Pensamos que tal disociación proviene del mito que se funda en que el acto creador solo depende de la asociación inconsciente de ideas sin tener en cuenta los ejercicios de dominio del yo participantes en este acto. Pero lo que desmiente tal creencia es que ningún gran artista puede prescindir del todo de su oficio, de sus técnicas y el ejercicio de las mismas depende del yo consciente.

 

Por otro lado, es cierto que una gran idea creadora puede invadir al artista proviniendo de zonas oscuras de su personalidad, que él no domina (inconsciente, experiencia mística), pero luego a continuación se ejerce toda una actividad consciente de discernimiento y selección a los efectos de dar calidad en la obra. No hay grandes obras si no se atiende a los dos aspectos: el consciente y el inconsciente, pero esto no quiere decir que estén «integrados», significa que el artista sometido a su modelo técnico y a sus identificaciones con sus maestros (o a su análisis personal) puede crear una gran obra, si y solo si da un paso más allá y luego un paso más acá.

Es decir, por un lado necesita de su oficio y de sus identificaciones de donde parte, pero por otro lado debe ir más allá de la identificación que lo sujeta a una tradición para dar lugar a la diferencia, para que brille su singularidad, y retomando su oficio asentar una obra que se destacará por abrir un mundo distinto al de las otras obras (véase el comentario de Heiddeger sobre «Los zapatos del campesino» de Van Gogh), poniendo en crisis uno o varios puntos de vista sobre la realidad hasta entonces dados por sentado.

 

La gran obra vacía evacua un saber, un significado coagulado acerca del universo circundante y hace emerger una significación renovada del mundo sorprendiendo al espectador y haciéndolo reflexionar.
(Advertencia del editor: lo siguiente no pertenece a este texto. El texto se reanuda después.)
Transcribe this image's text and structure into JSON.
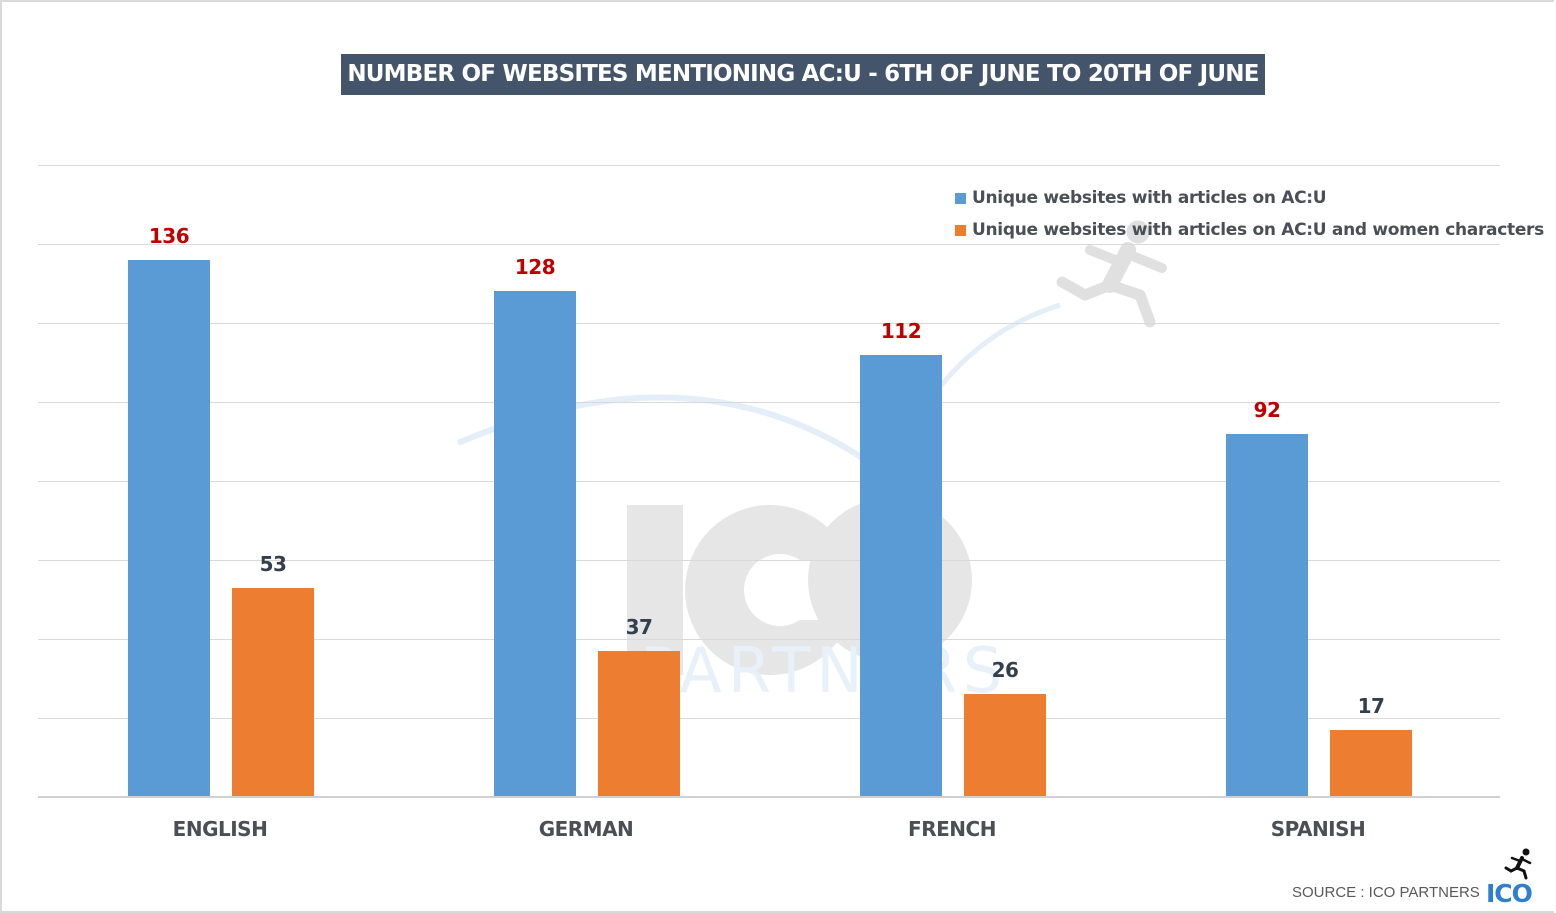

Esto significa dejar que el deseo se haga valer en su gran diferencia; si de un deseo inconsciente se trata, no es solo una cuestión estética la que está en juego, sino también una cuestión cuyo estatuto es ético. Ética de la diferencia de deseos de la singularidad, ética que implica una ruptura respecto a la tradición y un aporte de algo nuevo.

Por esto creemos que cuando se analizan ideas, como el talento o la creatividad, no deben olvidarse la historia y la dimensión ética. Pero hacer valer el deseo e ir más allá de la identificación implica la emergencia de angustia.

No hay creación verdadera sin una porción de angustia, sin un momento de pérdida de referentes habituales (aún en el caso de que al artista se divierta). En este sentido, el yo del artista tiene que ser un yo permeable a la emergencia de asociaciones inconsciente que lo sorprendan y tolerante con lo desagradable. Un yo rígido no podría desplegar tal actividad (véase el escrito de Borges sobre Shakespeare).

No pretendemos con estas afirmaciones agotar el tema de la creatividad, pero si, por lo menos trazar algunas de las vías por las que se puede seguir pensando. Hay mucho más y se puede consultar con los propios artistas. Esto es tan solo un aporte desde el psicoanálisis.